I was vainly trying to comprehend what on earth he could be talking about when he laid his hands on my head, and said, "Allow me," and all came clear like a sudden burst of inspiration when the most incredible things seem as if they have been obvious all along. Of course: my body restored to youth and fitness, transplanted into some future time like a cutting from an old tree.
But I am not a tree, and there was still much I wanted to know. "A time machine?" I asked, and it was then he claimed his science would seem magic to me, magic he could not explain in anything less than hours. "I wouldn't even know where to start," he said. "You don't have a grasp on the most basic principles involved." How odd, I thought. He can stop time, but still be in a hurry. Eager to get on with things, I would say.
But did it matter, I asked myself, whether I understood the science or not? More important (presuming this wasn't just some deathbed delirium) was whether he was telling the truth and whether he could be trusted—reminding myself they weren't always the same thing.
He was very handsome and very dark. Also quite young, maybe twenty, with a bit of that cocky brashness about him, but so old in his bearing—a great dignity that was no mere haughtiness—that I had no idea what to make of him. I'd never met anyone even vaguely like him before, and I have met a good number of people from all over the world. It was easy to believe he came from the far future. Much easier than believing him an angel.

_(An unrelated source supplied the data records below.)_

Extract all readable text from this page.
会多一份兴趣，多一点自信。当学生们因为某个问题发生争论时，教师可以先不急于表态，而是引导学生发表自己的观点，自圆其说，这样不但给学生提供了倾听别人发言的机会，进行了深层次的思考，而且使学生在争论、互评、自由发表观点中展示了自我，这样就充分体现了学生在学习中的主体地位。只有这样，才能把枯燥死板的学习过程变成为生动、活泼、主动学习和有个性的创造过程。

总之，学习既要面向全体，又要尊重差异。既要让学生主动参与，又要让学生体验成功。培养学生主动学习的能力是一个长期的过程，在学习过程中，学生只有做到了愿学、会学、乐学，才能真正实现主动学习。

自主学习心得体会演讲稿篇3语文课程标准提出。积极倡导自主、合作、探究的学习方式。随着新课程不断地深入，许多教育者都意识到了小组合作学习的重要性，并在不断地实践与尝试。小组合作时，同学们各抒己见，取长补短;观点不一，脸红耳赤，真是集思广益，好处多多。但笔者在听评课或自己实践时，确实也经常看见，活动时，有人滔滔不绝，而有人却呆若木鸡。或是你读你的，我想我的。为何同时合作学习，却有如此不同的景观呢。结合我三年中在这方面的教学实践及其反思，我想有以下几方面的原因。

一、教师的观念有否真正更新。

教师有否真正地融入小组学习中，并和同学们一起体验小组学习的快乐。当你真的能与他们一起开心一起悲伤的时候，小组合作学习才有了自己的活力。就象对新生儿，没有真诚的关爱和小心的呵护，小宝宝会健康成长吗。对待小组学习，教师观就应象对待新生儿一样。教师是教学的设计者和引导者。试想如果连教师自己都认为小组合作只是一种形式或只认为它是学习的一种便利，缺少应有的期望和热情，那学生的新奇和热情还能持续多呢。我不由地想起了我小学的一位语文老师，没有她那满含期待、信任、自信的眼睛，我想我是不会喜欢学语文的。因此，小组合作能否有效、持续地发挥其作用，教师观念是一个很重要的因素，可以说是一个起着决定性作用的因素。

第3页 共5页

"But what of them?" I asked of the frozen mourners, for it was as mourners that I thought of them even before Anchee showed up. "Mightn't they be alarmed when I vanish altogether? That sort of thing could arouse the most ridiculous rumors. I don't wish to be the cause of any new religions sprouting up. There are quite enough already."

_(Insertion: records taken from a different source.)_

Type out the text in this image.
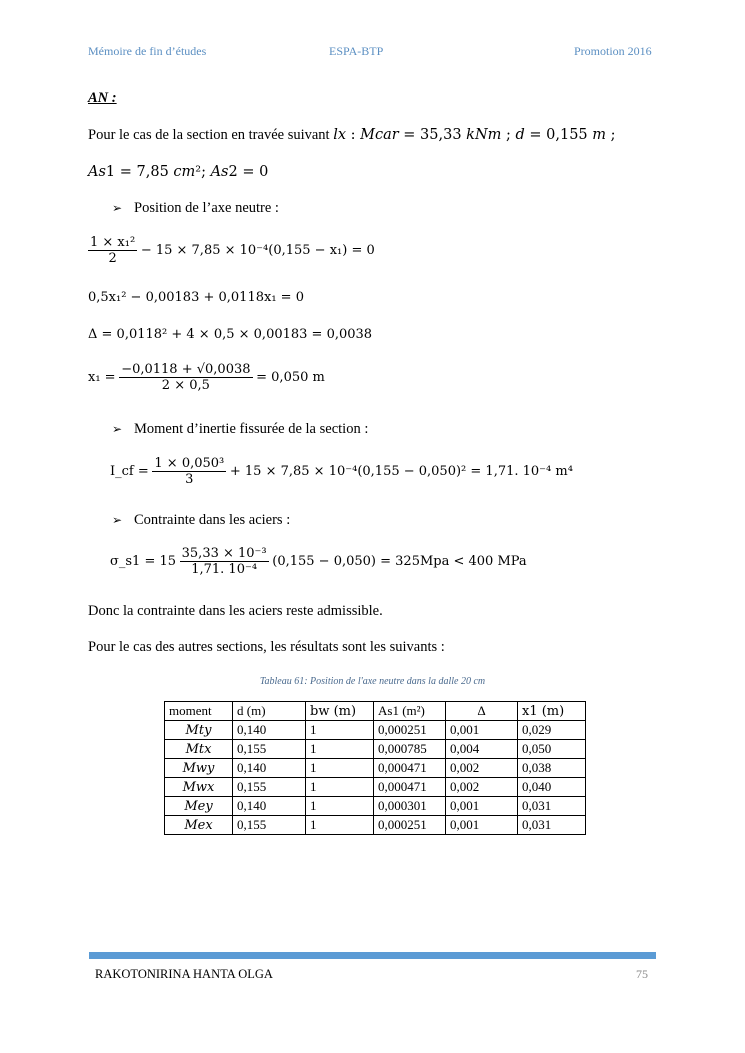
Mémoire de fin d’études	ESPA-BTP	Promotion 2016
AN :
Pour le cas de la section en travée suivant 𝑙𝑥 : 𝑀𝑐𝑎𝑟 = 35,33 𝑘𝑁𝑚 ; 𝑑 = 0,155 𝑚 ;
𝐴𝑠1 = 7,85 𝑐𝑚²; 𝐴𝑠2 = 0
➢ Position de l’axe neutre :
$\frac{\text{1 × x₁²}}{2} - 15 \times 7,85 \times 10^{-4}(0,155 - x_1) = 0$
0,5x₁² − 0,00183 + 0,0118x₁ = 0
Δ = 0,0118² + 4 × 0,5 × 0,00183 = 0,0038
$x_1 = \frac{-0,0118 + √0,0038}{2 \times 0,5} = 0,050$ m
➢ Moment d’inertie fissurée de la section :
I_cf = $\frac{\text{1 × 0,050³}}{3} + 15 \times 7,85 \times 10^{-4}(0,155 - 0,050)^2 = 1,71$. 10⁻⁴ m⁴
➢ Contrainte dans les aciers :
σ_s1 = $15 \frac{\text{35,33 × 10⁻³}}{\text{1,71. 10⁻⁴}} (0,155 - 0,050) = 325Mpa < 400$ MPa
Donc la contrainte dans les aciers reste admissible.
Pour le cas des autres sections, les résultats sont les suivants :
Tableau 61: Position de l'axe neutre dans la dalle 20 cm
moment	d (m)	bw (m)	As1 (m²)	Δ	x1 (m)
Mty	0,140	1	0,000251	0,001	0,029
Mtx	0,155	1	0,000785	0,004	0,050
Mwy	0,140	1	0,000471	0,002	0,038
Mwx	0,155	1	0,000471	0,002	0,040
Mey	0,140	1	0,000301	0,001	0,031
Mex	0,155	1	0,000251	0,001	0,031
RAKOTONIRINA HANTA OLGA	75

He laughed heartily, and I was glad the future, even his magical future, still possessed a sense of humor. It was that discovery more than anything else that decided me. (That and the likelihood the entire experience was hallucinatory). There was no way to know if he was trustworthy. Whether he spoke truth or delusion would be clear soon enough. "No one here will know," he reassured me. "When time resumes you'll still be here just so, but you'll go on to live another life unknown to them, in the future."
"When in the future? In your time?"
He found this amusing, with a little laugh and a big smile.
"No, not nearly so far. You couldn't possibly adapt. You would say the year 1999. April 8. A lifetime from now."
"My lifetime, to be exact."
"Is there some scientific reason for that?"
"Hmm. More aesthetic I would say."
"Why do you do this? What possible reason could there be for making an old man young again and inflicting him on future generations?"
"I don't know if you can understand."
He was beginning to annoy me. "Try me," I snapped. "I'll concede the science, even the aesthetics, but not the ethics."
"I'm sorry. I don't mean to condescend."
"Comes naturally, does it? Take your time. I gather that as long as you stay, I don't cough, I don't die." I tested this theory by sitting up, planting my feet on the floor, standing up effortlessly.
"You don't want to die?"
"Most definitely not."
This apparently encouraged him and gave him renewed patience to answer an old man's questions. "Time isn't a single stream," he said, "but an infinite number coexisting. We've learned to . . . weave them together by transplanting lives from one time to another. In this way we make new times, new realities. We move among them, experience them, learn from them."
He made a face. Tact did not come easily for him. "In a sense. Zola, I believe, spoke of his novels that way. You love the opera, I believe. It's more like that. An experience. A work of art."